Learn FFmpeg libav the Hard Way - Chapter 2 - remuxing - 《FFmpeg libav tutorial》

Chapter 2 - remuxing

Chapter 2 - remuxing

Remuxing is the act of changing from one format (container) to another, for instance, we can change a MPEG-4 video to a MPEG-TS one without much pain using FFmpeg:

ffmpeg input.mp4 -c copy output.ts

It’ll demux the mp4 but it won’t decode or encode it (-c copy) and in the end, it’ll mux it into a mpegts file. If you don’t provide the format -f the ffmpeg will try to guess it based on the file’s extension.

The general usage of FFmpeg or the libav follows a pattern/architecture or workflow:

protocol layer - it accepts an input (a file for instance but it could be a rtmp or HTTP input as well)
format layer - it demuxes its content, revealing mostly metadata and its streams
codec layer - it decodes its compressed streams data optional
pixel layer - it can also apply some filters to the raw frames (like resizing)optional
and then it does the reverse path
codec layer - it encodes (or re-encodes or even transcodes) the raw framesoptional
format layer - it muxes (or remuxes) the raw streams (the compressed data)
protocol layer - and finally the muxed data is sent to an output (another file or maybe a network remote server)

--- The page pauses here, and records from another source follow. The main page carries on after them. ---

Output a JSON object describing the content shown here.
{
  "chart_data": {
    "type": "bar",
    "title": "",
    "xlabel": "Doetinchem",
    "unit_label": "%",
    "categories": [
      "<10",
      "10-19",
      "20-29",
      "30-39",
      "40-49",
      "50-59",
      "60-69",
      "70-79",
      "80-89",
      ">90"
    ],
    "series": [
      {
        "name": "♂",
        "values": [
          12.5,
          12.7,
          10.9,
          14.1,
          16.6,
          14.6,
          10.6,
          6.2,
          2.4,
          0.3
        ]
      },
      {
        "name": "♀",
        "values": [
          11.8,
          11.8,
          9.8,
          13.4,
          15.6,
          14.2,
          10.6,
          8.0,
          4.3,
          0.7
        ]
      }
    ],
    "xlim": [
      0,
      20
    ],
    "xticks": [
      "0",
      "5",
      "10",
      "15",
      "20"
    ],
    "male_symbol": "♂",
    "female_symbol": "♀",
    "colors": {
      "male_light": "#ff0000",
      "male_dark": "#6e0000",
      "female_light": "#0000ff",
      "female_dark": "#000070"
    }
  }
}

This graph is strongly inspired by Leixiaohua’s and Slhck’s works.

Now let’s code an example using libav to provide the same effect as in ffmpeg input.mp4 -c copy output.ts.

We’re going to read from an input (input_format_context) and change it to another output (output_format_context).

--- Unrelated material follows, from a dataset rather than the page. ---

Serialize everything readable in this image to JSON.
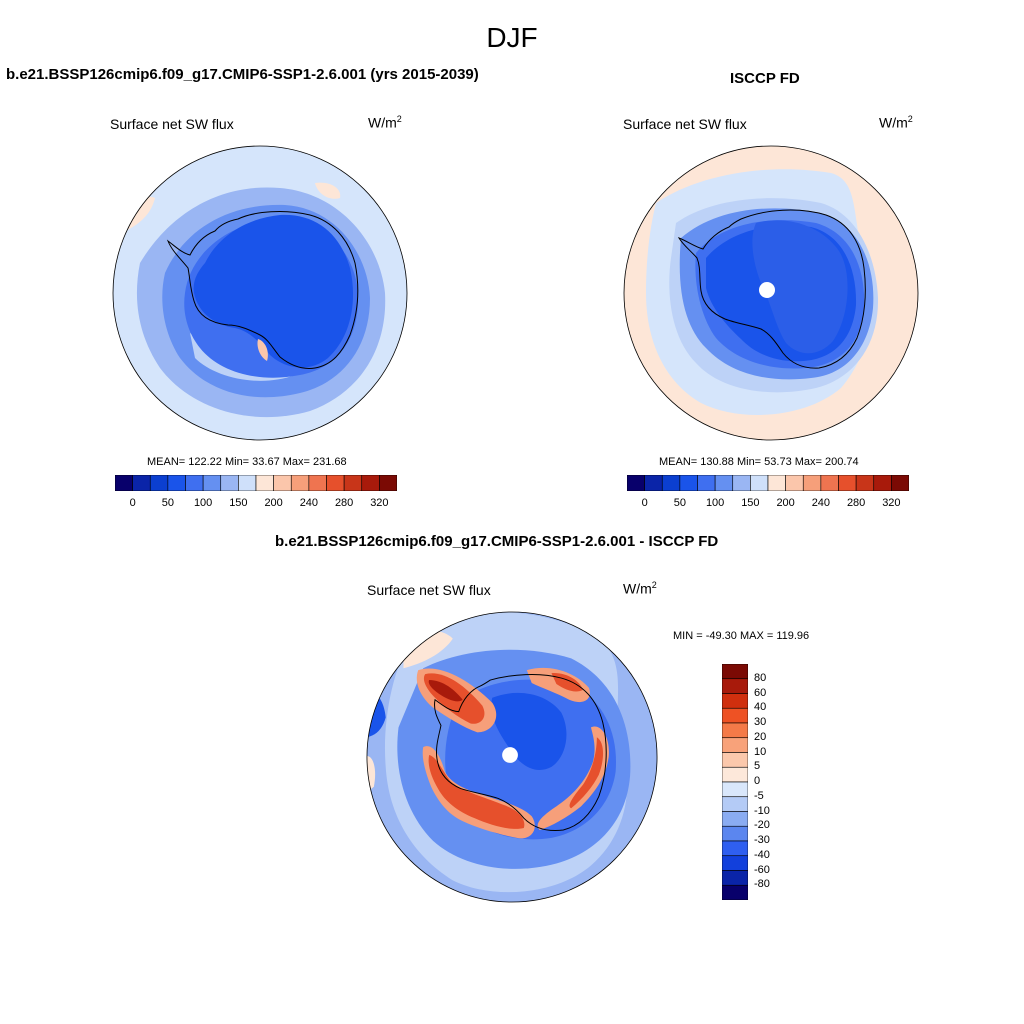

AVFormatContext *input_format_context = NULL;
AVFormatContext *output_format_context = NULL;

We start doing the usually allocate memory and open the input format. For this specific case, we’re going to open an input file and allocate memory for an output file.

if ((ret = avformat_open_input(&input_format_context, in_filename, NULL, NULL)) < 0) {
  fprintf(stderr, "Could not open input file '%s'", in_filename);
  goto end;
}
if ((ret = avformat_find_stream_info(input_format_context, NULL)) < 0) {
  fprintf(stderr, "Failed to retrieve input stream information");
  goto end;
}
 
avformat_alloc_output_context2(&output_format_context, NULL, NULL, out_filename);
if (!output_format_context) {
  fprintf(stderr, "Could not create output context\n");
  ret = AVERROR_UNKNOWN;
  goto end;
}

We’re going to remux only the video, audio and subtitle types of streams so we’re holding what streams we’ll be using into an array of indexes.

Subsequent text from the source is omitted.